The majority of codeine-related posts on the page focused on seeking access to resources relating directly to the changes, as well as resources regarding pain management. In this way, the GP community was introduced to a number of web-based resources to assist them and their patients. These included the TGA’s own portal, information from the National Prescribing Service (NPS), and the not-for-profit Scriptwise (an organisation primarily focusing on preventing opioid overdose deaths). An individual doctor’s call-out for help with multilingual patients led to a link to the NPS’ patient factsheet page, which included many languages other than English – all within an hour of the initial query.
Especially in the second half of 2017, when the media and other organisations had started campaigns around the (then) scheduled changes, GPs were scrambling to find any helpful information directly from GP organisations. The amount of interest in this topic, in addition to the increasing collation of resources, led to some members advocating directly to the GP colleges, which helped ensure GPs had support and access to assistance from their own colleges, the RACGP and the Australian College of Rural and Remote Medicine.
More recent discussions on GPDU have focused on the relatively difficult access to pain consultation services, especially for rural and for financially disadvantaged patients. GPs are now taking these concerns to policy decision makers, further advocating for their communities.

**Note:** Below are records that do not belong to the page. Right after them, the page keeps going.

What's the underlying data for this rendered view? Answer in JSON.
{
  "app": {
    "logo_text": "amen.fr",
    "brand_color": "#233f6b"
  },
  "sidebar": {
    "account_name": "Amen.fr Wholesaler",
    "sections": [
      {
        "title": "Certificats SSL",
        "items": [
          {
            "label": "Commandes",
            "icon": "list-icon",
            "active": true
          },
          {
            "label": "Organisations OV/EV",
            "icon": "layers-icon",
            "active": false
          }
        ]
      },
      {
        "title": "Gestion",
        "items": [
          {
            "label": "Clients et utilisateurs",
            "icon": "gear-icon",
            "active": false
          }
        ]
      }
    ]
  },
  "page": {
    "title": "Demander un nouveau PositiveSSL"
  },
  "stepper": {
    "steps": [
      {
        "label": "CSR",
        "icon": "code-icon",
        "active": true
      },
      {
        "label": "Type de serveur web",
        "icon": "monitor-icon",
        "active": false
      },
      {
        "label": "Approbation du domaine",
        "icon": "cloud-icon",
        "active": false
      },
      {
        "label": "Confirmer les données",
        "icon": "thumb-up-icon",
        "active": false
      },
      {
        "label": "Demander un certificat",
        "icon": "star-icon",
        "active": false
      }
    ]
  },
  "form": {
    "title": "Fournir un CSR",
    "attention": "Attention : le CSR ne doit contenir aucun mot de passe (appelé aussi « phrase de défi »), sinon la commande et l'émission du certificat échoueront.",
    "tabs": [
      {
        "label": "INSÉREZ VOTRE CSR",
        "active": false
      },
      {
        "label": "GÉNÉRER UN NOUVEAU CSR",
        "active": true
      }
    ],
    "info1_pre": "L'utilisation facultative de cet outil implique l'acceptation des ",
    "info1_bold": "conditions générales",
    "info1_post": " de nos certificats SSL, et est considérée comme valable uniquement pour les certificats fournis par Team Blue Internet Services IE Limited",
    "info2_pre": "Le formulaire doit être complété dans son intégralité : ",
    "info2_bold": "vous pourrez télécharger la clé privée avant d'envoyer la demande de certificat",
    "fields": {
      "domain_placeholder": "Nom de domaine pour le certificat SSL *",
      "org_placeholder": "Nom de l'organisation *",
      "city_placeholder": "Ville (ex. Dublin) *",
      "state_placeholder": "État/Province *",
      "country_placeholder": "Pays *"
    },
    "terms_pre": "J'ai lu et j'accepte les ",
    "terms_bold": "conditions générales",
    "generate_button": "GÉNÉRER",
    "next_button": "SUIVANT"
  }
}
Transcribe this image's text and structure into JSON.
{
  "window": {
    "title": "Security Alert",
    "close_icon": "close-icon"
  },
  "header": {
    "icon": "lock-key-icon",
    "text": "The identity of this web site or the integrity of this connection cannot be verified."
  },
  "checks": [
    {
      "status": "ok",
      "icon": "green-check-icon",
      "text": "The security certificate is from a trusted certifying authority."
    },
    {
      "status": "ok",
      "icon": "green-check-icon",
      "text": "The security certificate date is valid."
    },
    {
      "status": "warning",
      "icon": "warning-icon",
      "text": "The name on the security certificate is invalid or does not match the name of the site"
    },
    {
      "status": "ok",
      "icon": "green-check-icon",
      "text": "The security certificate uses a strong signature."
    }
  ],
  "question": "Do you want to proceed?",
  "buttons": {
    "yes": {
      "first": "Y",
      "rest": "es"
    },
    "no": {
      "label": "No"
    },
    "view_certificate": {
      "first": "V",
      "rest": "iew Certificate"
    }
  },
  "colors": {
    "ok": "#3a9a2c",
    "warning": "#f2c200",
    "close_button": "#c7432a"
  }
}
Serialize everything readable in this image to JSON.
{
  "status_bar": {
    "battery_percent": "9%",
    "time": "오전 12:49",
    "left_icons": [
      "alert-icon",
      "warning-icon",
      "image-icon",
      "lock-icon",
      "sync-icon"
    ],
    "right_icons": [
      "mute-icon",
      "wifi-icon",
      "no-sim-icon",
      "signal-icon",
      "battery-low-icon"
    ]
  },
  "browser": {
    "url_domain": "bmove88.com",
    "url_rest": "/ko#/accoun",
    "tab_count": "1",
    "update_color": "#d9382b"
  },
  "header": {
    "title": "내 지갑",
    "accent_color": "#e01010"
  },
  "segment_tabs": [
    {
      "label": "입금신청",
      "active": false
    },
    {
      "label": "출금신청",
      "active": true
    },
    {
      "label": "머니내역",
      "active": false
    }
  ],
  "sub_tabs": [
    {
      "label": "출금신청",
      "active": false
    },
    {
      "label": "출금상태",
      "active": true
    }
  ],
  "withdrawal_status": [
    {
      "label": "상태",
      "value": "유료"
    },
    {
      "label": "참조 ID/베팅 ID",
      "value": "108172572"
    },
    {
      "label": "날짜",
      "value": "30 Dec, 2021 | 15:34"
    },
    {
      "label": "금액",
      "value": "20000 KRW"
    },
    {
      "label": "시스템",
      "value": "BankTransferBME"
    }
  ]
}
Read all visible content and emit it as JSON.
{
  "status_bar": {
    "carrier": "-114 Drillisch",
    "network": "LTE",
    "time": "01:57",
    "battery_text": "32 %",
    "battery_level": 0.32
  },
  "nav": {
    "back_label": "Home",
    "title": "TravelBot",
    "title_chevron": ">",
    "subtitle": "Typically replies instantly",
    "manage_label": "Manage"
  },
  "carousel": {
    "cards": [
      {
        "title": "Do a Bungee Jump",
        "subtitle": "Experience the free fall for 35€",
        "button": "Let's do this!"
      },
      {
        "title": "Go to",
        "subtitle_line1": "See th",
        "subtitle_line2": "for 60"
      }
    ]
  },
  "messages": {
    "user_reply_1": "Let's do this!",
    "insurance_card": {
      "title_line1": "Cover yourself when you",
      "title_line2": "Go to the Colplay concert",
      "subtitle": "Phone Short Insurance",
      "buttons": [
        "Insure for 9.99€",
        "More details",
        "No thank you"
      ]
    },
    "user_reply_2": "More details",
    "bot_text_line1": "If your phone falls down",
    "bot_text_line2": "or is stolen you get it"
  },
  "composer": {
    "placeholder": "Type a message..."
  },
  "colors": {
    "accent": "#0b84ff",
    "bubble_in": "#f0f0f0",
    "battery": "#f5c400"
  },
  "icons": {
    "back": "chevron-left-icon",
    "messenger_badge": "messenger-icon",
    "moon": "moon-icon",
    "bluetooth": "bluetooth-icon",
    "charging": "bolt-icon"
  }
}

What has the experience taught us?
The TGA’s decision to reschedule codeine-containing analgesics to prescription-only (Schedule 4) has taken GPs on a diverse journey. The discussion has evolved and matured with time, from the initial “what’s happening with codeine?” posts through to “how can I best approach this to help and not harm my patients?” enquiries.
The speed and efficiency of information, resource and advice provision, within a group-moderated environment, has been quite impressive and shows the power of social media to provide GP-learning, peer support and advocacy, principles on which the group is based.
Dr Paul Grinzi is a GP in rural central Victoria and inner urban Melbourne. He is a medical educator with Murray City Country Coast GP Training.